As its name, which means "leader" in Hungarian, implies, the Puli, with its distinctive corded coat, is a very brave sheepdog.

The Puli traces its ancestry to the sheepdogs that the Magyars brought with them when they invaded Hungary over a millennium ago.


The Puli is one of several herding breeds native to Hungary, including the much larger Komondor. Its most obvious breed characteristic is its long, corded coat. As far back as the mid-1750s a German author named Heppe wrote of a dog believed to be a Puli, which he termed the “Hungarian Water Dog,” and which was said to hunt rabbit and duck. The breed seems to have been developed, however, as a specialized herding dog, tending and guarding flocks. The Puli was actually trained to run along the backs of sheep when they were massed together. Gradually, the breed found its way into more urban environments and became a much desired pet as its intelligence and character proved popular virtues in a companion dog.

The American Kennel Club recognized the breed in 1936, but the breed did not qualify for Challenge Certificate status in Great Britain until 1978. One of the pioneer breeders, Pat Lanz, established the highly successful Borgvaale Kennel using European and subsequently American imports. For a time American fanciers showed Pulik (the Hungarian plural form) with their naturally corded coats brushed out, but today most specimens are seen in corded splendor. Due to the length of time it takes for a dog to acquire its mature cords, many Pulik continue winning in the show ring until they are ten or more years old. Many of the breed are approaching their best at an age when dogs of other breeds are retiring from competition.


The Puli is a naturally busy and lively little dog that was bred to work. It should never be nervous, but neither should it display any signs of aggression. It can, however, be a little wary with strangers until they are accepted.


The Puli should have a virtually square appearance.

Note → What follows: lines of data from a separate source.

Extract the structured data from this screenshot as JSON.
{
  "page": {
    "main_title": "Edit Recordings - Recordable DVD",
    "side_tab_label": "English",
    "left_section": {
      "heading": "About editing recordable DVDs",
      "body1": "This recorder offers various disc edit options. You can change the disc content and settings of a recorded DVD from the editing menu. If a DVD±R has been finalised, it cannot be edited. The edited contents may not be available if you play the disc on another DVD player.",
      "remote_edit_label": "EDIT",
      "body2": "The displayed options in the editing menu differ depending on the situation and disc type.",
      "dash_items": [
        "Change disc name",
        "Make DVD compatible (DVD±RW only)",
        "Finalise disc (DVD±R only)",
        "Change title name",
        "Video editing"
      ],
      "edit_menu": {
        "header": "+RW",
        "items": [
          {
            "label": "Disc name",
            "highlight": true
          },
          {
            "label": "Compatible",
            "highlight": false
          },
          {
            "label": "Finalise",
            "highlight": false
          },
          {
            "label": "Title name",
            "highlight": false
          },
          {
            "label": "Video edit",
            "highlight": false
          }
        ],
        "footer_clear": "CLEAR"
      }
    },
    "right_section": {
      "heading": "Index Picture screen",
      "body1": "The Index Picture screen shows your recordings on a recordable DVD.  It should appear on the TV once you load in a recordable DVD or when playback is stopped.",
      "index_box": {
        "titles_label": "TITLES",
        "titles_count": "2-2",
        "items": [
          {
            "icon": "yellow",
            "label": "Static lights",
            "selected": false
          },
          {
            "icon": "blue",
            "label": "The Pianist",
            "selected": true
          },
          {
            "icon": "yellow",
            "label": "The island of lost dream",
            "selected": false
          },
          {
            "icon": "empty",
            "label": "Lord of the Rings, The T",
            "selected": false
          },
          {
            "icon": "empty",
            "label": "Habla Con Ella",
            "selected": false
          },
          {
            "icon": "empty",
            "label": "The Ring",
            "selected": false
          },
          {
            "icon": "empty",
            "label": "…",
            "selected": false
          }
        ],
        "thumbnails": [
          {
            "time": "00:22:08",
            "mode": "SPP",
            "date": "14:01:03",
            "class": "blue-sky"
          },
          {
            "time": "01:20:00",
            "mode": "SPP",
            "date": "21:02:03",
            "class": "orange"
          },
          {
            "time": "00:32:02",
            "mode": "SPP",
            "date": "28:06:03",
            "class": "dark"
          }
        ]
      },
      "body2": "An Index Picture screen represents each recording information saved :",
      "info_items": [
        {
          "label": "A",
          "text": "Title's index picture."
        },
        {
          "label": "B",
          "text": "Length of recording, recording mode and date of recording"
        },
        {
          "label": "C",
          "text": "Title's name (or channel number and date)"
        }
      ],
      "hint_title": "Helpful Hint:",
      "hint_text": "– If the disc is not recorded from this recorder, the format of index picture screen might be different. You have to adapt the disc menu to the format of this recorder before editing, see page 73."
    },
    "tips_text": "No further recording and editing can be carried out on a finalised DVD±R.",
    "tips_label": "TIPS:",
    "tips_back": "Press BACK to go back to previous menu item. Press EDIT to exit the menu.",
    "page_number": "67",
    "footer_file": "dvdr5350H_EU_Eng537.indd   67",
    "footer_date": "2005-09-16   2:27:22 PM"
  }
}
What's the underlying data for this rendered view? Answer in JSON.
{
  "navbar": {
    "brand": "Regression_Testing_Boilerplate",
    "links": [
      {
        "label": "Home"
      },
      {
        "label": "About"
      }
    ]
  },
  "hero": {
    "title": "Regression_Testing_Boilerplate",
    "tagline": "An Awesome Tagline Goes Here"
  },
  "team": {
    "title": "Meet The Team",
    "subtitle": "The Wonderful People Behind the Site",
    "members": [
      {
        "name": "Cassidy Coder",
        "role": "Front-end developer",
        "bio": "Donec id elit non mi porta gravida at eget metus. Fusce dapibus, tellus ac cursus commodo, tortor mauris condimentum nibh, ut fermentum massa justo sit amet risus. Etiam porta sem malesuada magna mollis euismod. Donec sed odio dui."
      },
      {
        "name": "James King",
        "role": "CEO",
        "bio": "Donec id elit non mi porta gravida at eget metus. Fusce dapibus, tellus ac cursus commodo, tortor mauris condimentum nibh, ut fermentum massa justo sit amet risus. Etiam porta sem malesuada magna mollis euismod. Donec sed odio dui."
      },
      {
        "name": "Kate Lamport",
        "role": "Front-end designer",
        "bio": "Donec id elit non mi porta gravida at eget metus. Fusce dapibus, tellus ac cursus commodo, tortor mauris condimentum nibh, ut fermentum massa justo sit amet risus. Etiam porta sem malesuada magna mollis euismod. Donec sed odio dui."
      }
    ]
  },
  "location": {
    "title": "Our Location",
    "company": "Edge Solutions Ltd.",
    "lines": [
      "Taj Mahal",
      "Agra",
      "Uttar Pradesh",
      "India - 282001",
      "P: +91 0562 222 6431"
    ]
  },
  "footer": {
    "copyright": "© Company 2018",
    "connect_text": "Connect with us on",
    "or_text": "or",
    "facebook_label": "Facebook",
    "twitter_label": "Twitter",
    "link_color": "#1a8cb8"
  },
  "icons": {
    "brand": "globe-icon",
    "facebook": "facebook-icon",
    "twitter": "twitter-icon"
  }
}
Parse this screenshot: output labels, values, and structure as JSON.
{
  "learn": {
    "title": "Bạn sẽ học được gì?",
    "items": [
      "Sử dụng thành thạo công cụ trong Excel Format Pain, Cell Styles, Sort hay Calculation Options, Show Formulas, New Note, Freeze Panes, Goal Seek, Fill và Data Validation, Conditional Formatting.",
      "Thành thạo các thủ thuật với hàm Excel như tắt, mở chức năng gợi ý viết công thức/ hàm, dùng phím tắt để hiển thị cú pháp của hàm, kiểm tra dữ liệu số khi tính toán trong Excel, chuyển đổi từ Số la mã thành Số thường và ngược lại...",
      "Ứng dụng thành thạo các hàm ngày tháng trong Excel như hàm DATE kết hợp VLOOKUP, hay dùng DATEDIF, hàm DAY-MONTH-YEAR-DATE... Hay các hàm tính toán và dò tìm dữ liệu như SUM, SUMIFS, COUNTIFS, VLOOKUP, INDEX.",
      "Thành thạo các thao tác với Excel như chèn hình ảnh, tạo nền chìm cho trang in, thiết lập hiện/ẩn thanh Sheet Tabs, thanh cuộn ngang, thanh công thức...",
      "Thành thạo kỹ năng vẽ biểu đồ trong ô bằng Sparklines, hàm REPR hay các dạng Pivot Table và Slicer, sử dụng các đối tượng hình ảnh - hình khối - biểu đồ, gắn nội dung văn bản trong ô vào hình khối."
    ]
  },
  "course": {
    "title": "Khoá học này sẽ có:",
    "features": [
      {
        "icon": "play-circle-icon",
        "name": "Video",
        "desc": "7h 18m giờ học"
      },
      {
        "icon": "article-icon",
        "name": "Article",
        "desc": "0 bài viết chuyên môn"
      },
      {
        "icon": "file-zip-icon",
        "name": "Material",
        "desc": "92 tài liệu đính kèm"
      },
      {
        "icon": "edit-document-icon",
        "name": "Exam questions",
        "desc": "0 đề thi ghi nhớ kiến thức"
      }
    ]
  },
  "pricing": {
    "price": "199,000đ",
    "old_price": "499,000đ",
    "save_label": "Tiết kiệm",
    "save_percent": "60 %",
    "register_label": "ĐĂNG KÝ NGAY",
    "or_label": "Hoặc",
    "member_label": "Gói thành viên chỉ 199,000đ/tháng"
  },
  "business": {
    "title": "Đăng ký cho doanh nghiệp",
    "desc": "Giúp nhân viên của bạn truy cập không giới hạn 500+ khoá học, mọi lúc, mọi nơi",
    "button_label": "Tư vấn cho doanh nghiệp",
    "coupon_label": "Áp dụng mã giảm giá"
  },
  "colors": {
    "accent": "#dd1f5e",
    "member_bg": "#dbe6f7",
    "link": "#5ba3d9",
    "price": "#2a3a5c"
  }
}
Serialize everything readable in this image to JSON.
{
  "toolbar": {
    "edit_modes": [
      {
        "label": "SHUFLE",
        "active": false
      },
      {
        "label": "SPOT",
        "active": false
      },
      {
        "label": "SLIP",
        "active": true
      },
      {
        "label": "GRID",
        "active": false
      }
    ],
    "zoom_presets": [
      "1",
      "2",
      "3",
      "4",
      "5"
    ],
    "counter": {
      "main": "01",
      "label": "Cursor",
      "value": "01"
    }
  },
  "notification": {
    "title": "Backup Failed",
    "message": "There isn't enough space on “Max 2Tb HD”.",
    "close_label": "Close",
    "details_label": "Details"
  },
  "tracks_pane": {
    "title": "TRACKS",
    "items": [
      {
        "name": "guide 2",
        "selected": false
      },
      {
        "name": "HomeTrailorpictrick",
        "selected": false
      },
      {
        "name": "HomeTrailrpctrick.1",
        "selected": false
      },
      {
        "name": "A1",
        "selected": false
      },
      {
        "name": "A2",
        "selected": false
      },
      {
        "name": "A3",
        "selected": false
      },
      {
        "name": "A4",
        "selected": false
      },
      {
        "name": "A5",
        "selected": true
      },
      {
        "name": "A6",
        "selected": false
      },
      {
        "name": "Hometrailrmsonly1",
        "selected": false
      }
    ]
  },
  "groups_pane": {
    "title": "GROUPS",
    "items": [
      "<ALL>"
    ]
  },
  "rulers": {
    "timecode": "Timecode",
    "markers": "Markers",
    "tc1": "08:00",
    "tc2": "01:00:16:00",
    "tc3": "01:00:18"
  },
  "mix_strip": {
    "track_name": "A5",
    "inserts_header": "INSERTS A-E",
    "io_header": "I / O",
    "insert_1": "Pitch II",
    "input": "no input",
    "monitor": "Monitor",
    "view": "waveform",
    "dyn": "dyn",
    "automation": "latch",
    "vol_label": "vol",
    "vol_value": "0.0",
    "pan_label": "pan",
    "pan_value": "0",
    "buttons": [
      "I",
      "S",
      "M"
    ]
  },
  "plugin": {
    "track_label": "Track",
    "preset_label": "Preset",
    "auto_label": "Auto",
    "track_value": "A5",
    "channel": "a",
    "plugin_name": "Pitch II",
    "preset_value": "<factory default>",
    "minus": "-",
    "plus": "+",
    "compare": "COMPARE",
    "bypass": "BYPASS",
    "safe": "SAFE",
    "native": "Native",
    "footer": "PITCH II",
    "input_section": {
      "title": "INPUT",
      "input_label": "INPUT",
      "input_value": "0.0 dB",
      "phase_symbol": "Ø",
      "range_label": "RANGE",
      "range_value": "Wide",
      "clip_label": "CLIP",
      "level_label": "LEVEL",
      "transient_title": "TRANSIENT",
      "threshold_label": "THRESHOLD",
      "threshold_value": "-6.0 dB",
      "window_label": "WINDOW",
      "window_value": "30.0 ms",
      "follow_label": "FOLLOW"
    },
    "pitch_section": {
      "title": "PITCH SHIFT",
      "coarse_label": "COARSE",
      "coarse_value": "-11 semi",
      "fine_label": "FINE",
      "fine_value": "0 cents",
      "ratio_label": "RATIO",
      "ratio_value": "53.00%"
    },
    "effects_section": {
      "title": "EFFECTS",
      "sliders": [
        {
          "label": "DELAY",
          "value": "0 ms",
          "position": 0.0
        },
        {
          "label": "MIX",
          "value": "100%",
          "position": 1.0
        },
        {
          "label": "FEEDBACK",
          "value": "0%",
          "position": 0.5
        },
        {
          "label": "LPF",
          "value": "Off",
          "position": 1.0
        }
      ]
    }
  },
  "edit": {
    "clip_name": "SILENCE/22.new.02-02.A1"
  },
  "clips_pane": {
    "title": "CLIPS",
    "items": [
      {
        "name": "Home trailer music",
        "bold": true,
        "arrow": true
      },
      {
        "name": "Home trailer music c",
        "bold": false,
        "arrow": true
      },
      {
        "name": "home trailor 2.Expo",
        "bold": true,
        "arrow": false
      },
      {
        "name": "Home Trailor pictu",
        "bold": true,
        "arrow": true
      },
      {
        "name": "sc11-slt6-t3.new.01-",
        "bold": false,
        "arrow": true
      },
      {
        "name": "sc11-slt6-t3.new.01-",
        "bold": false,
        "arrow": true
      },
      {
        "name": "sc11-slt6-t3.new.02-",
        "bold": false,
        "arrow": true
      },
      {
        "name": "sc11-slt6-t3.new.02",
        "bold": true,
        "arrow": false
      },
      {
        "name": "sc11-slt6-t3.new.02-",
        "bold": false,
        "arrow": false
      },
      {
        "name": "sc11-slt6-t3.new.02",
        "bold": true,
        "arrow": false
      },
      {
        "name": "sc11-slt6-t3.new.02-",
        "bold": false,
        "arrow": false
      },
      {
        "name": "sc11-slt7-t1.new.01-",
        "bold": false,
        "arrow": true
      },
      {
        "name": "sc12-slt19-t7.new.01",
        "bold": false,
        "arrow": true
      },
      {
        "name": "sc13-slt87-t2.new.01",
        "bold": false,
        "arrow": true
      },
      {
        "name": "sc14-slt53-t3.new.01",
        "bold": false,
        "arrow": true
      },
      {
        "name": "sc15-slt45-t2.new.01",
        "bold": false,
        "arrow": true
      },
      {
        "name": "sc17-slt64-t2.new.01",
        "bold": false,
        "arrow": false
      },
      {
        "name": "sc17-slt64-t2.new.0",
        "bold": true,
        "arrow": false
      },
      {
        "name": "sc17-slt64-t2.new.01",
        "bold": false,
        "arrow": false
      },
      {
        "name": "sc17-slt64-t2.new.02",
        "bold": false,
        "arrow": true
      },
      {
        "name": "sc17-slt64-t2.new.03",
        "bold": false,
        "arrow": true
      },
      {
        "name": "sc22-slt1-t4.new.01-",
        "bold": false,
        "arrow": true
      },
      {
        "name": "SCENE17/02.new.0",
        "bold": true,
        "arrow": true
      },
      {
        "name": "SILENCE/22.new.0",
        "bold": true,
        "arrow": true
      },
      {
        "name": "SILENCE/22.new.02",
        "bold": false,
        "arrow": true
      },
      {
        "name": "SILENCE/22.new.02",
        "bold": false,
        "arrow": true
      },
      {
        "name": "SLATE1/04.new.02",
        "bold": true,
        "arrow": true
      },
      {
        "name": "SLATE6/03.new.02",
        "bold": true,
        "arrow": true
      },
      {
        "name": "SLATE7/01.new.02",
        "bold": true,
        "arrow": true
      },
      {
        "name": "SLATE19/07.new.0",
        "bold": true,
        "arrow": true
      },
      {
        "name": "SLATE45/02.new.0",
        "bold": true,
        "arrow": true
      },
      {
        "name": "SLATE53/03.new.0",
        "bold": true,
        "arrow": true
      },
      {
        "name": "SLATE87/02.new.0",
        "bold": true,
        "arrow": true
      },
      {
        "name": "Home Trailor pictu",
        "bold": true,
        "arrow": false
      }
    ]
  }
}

A medium-sized dog, the Puli has a domed skull, V-shaped drop ears, a nose with a straight bridge, and large dark brown eyes. The tail usually curls upward at the end. The long corded weather-resistant double coat unique to this breed usually touches the ground. The coat is usually a rusty black.

The Puli’s movement is quite individual, not exhibiting great reach. It is naturally short stepping, but quick and nimble. The British Standard asks that the Puli stands up to 17 inches/43 cm at the withers for males, bitches up to 16 inches/40.5 cm. The American height limits are 19 inches/48 cm and 18 inches/46 cm respectively.


Generally the Puli is a hardy and healthy breed. From time to time cases of retinal dysplasia have been found, but breeders can now screen puppies for the condition from as early as six weeks of age. Fortunately puppies can be cleared at this stage. Most caring breeders also screen breeding stock for hip dysplasia, but this condition is no more of a problem in Pulik than in any other working breed.

Special Care and Training

Apart from the fact that its teeth should be kept clean and nails shortened weekly, the obvious aspect of the Puli which requires specialist care is its coat. This is naturally double, with a soft and dense undercoat and a longer topcoat. From an early age, the coat is trained to develop in the traditionally corded pattern. As the cords are not brushed out, regular bathing is advisable, without which the breed can develop a strong odor. The Puli responds well to basic obedience training and has retained its natural tendency to herd.


Extremely energetic, this breed needs lots of extended, vigorous daily exercise.


Puli puppies, four to seven to a litter, have a tufted coat at birth; as it grows, the undercoat becomes intertwined with the outercoat as in the adult form. Maturity is reached in about fifteen to eighteen months. Highly intelligent, the puppies are quick to learn.